Fast sechzig Jahre später hat Jandls Bonmot nichts an Aktualität eingebüßt. Bei den Demonstrationen nach den „Remigrations“-Treffen von Potsdam kam die Frage auf, ob eine Demo „gegen rechts“ statt gegen Rechtsextreme und Rechtspopulisten, nicht konservative Demokratinnen und Demokraten ausschließe und vorverurteile. Beinahe zeitgleich grenzte sich beim CDU-Parteitag in Baden-Württemberg der Vorsitzende aber scharf gegen „die Rechten“ ab.
Unterdessen mischen die überall in demokratischen Gesellschaften boomenden rechtspopulistisch-rechtsradikalen Parteien auch klassisch linke Themen wie die soziale Frage und die Sorge um Krieg und Frieden in ihre rhetorischen Strategien.
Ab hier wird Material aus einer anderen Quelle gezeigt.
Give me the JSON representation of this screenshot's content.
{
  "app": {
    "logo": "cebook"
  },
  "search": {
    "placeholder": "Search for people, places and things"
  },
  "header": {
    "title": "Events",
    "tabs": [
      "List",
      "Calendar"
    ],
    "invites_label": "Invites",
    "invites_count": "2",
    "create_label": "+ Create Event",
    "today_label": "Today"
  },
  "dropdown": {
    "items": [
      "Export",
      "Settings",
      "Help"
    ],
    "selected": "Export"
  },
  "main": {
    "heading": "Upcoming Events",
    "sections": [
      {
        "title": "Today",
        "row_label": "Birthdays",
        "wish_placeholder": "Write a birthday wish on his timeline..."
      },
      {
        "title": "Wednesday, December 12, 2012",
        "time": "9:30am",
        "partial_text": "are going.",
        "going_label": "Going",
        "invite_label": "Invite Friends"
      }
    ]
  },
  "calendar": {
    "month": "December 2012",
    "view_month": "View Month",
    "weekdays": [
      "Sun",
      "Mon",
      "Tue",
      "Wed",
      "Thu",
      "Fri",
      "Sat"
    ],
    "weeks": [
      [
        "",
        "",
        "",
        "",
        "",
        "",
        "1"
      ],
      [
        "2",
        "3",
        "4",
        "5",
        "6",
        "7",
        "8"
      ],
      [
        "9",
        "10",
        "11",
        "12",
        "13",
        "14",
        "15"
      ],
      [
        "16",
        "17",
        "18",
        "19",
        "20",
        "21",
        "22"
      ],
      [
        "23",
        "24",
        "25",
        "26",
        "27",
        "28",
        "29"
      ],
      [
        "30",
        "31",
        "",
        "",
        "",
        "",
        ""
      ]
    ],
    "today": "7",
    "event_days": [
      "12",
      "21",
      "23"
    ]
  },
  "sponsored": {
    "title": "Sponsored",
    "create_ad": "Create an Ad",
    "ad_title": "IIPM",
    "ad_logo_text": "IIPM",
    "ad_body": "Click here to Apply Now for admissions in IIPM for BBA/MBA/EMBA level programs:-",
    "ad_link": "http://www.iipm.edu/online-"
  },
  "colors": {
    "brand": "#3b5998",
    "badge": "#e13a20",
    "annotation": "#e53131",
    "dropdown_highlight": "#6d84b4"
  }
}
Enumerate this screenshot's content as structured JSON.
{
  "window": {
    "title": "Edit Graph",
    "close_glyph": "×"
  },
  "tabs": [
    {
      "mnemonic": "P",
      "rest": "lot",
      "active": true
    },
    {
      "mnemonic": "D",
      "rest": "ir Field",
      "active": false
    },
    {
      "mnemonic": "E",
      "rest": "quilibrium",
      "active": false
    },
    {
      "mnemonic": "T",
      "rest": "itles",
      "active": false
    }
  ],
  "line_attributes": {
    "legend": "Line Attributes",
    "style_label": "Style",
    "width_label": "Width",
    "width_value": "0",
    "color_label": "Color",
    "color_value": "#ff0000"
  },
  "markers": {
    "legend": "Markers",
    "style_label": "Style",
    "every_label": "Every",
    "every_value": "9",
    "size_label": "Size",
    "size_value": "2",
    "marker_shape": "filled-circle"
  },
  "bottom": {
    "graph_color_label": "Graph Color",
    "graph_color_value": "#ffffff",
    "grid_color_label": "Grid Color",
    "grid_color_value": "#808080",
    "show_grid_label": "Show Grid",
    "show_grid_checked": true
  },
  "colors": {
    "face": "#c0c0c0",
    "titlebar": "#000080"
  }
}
Spätestens der Krieg in Gaza nach dem terroristischen Überfall der Hamas auf Israel zeigt schließlich, dass offener Antisemitismus und Vernichtungsphantasien gegen Israel auch erschreckend gut zu eher „linken“ Haltungen wie der Solidarität mit vermeintlich und tatsächlich Unterdrückten passt.
In den Debatten um die Migrationspolitik und in der jüngst beschlossenen Verschärfung des gemeinsamen europäischen Asylsystems dringen einst exklusive Grundannahmen und Forderungen von rechtsaußen (wie die pauschale Kriminalisierung von Geflüchteten und der Abbau humanitärer Standards) bis weit in die politische Mitte vor.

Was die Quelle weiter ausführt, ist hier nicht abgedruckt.